The advantage of CDs within an IRA

Depositing money into a CD through your IRA takes away one of the biggest pain points of simply opening a CD with a bank: taxes.

When you deposit money into a CD at a bank, the interest you receive in your account is taxable income. Shortly after the end of the year, you'll receive a tax form (and so will the IRS) that documents the interest you were paid. And it's important to note that the interest you receive is taxable even if you didn't take any money out of the account.

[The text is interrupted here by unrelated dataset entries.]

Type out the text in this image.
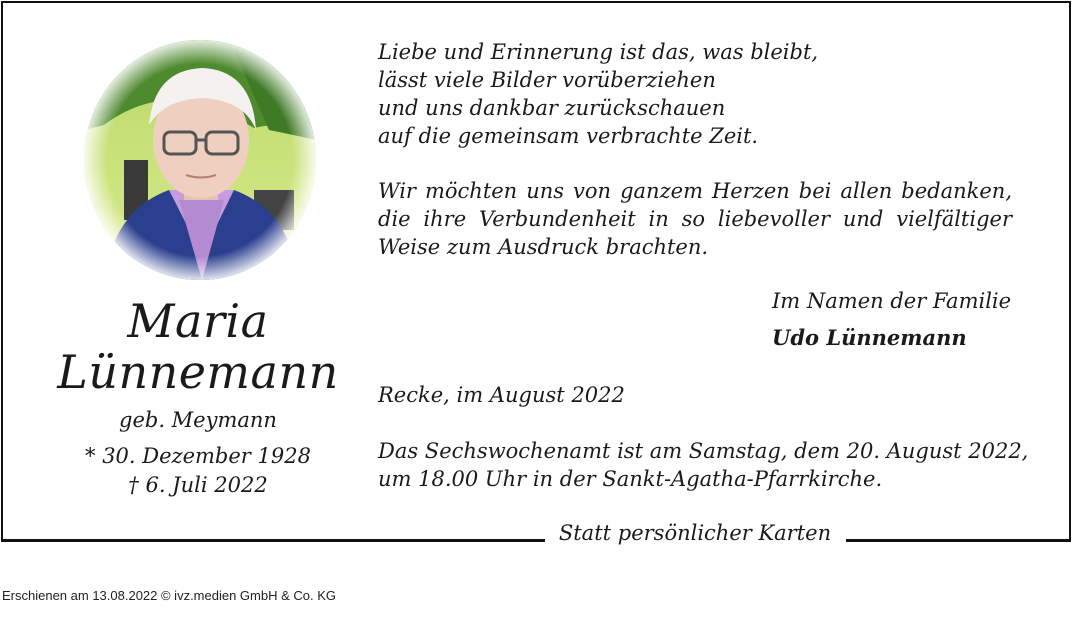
Statt persönlicher Karten
Maria
Lünnemann
geb. Meymann
* 30. Dezember 1928
† 6. Juli 2022
Liebe und Erinnerung ist das, was bleibt,
lässt viele Bilder vorüberziehen
und uns dankbar zurückschauen
auf die gemeinsam verbrachte Zeit.
Wir möchten uns von ganzem Herzen bei allen bedanken,
die ihre Verbundenheit in so liebevoller und vielfältiger
Weise zum Ausdruck brachten.
Im Namen der Familie
Udo Lünnemann
Recke, im August 2022
Das Sechswochenamt ist am Samstag, dem 20. August 2022,
um 18.00 Uhr in der Sankt-Agatha-Pfarrkirche.
Erschienen am 13.08.2022 © ivz.medien GmbH & Co. KG
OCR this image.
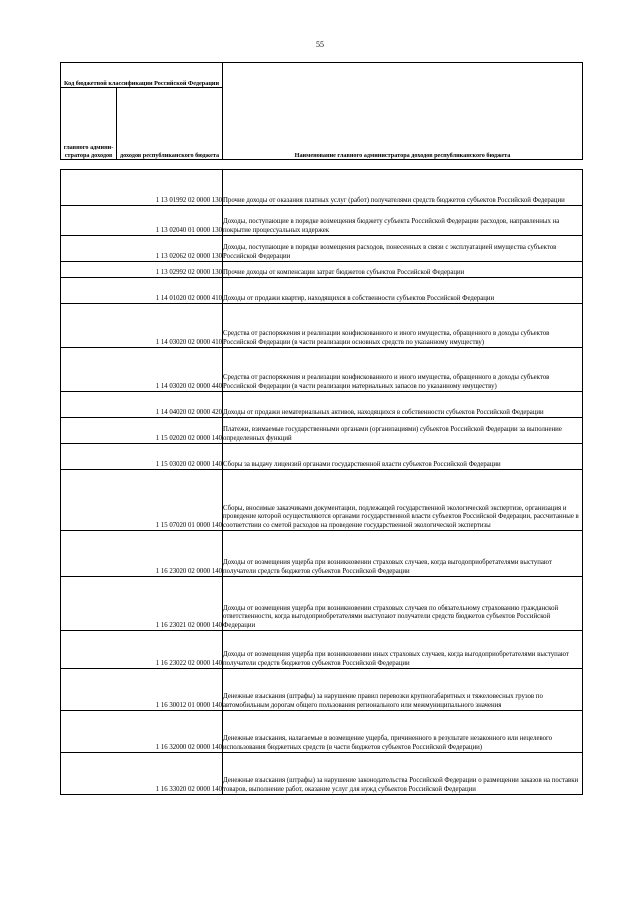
55
Код бюджетной классификации Российской Федерации		Наименование главного администратора доходов республиканского бюджета
главного админи-стратора доходов	доходов республиканского бюджета	

	1 13 01992 02 0000 130	Прочие доходы от оказания платных услуг (работ) получателями средств бюджетов субъектов Российской Федерации
	1 13 02040 01 0000 130	Доходы, поступающие в порядке возмещения бюджету субъекта Российской Федерации расходов, направленных на покрытие процессуальных издержек
	1 13 02062 02 0000 130	Доходы, поступающие в порядке возмещения расходов, понесенных в связи с эксплуатацией имущества субъектов Российской Федерации
	1 13 02992 02 0000 130	Прочие доходы от компенсации затрат бюджетов субъектов Российской Федерации
	1 14 01020 02 0000 410	Доходы от продажи квартир, находящихся в собственности субъектов Российской Федерации
	1 14 03020 02 0000 410	Средства от распоряжения и реализации конфискованного и иного имущества, обращенного в доходы субъектов Российской Федерации (в части реализации основных средств по указанному имуществу)
	1 14 03020 02 0000 440	Средства от распоряжения и реализации конфискованного и иного имущества, обращенного в доходы субъектов Российской Федерации (в части реализации материальных запасов по указанному имуществу)
	1 14 04020 02 0000 420	Доходы от продажи нематериальных активов, находящихся в собственности субъектов Российской Федерации
	1 15 02020 02 0000 140	Платежи, взимаемые государственными органами (организациями) субъектов Российской Федерации за выполнение определенных функций
	1 15 03020 02 0000 140	Сборы за выдачу лицензий органами государственной власти субъектов Российской Федерации
	1 15 07020 01 0000 140	Сборы, вносимые заказчиками документации, подлежащей государственной экологической экспертизе, организация и проведение которой осуществляются органами государственной власти субъектов Российской Федерации, рассчитанные в соответствии со сметой расходов на проведение государственной экологической экспертизы
	1 16 23020 02 0000 140	Доходы от возмещения ущерба при возникновении страховых случаев, когда выгодоприобретателями выступают получатели средств бюджетов субъектов Российской Федерации
	1 16 23021 02 0000 140	Доходы от возмещения ущерба при возникновении страховых случаев по обязательному страхованию гражданской ответственности, когда выгодоприобретателями выступают получатели средств бюджетов субъектов Российской Федерации
	1 16 23022 02 0000 140	Доходы от возмещения ущерба при возникновении иных страховых случаев, когда выгодоприобретателями выступают получатели средств бюджетов субъектов Российской Федерации
	1 16 30012 01 0000 140	Денежные взыскания (штрафы) за нарушение правил перевозки крупногабаритных и тяжеловесных грузов по автомобильным дорогам общего пользования регионального или межмуниципального значения
	1 16 32000 02 0000 140	Денежные взыскания, налагаемые в возмещение ущерба, причиненного в результате незаконного или нецелевого использования бюджетных средств (в части бюджетов субъектов Российской Федерации)
	1 16 33020 02 0000 140	Денежные взыскания (штрафы) за нарушение законодательства Российской Федерации о размещении заказов на поставки товаров, выполнение работ, оказание услуг для нужд субъектов Российской Федерации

On the other hand, investments held within an IRA are tax-deferred. You won't have to pay any tax on the interest you receive each year. Plus, with a traditional IRA, qualifying account owners can even get a tax deduction for the money contributed to the account. You won't pay a penny of tax until you eventually withdraw your money. With a Roth IRA, you don't get a current-year tax deduction, but qualified withdrawals are 100% tax-free after you reach 59 ½ years of age, regardless of how much interest or investment profits you've earned in the account.

Alternatives to consider

If you're looking for a 100% safe way to get high yield from your portfolio, there are a few other options to consider. Treasury securities are a big example. As of this writing (March 10), the yield of a 1-year Treasury bill is about 4.94%, while the five-year Treasury note yield is 4.05%. To be sure, you can likely find a better APY from CDs right now through brokerages and top online banks, but Treasury securities also come in 10-, 20-, and 30-year maturity terms, which aren't readily available in the CD world.

The bottom line is that in the current interest-rate environment, a high-yield CD can be a smart addition to the fixed-income allocation in your IRA. But it's also important to realize that it isn't the only safe, high-yielding instrument available, so be sure to consider the other choices before deciding where to put your money.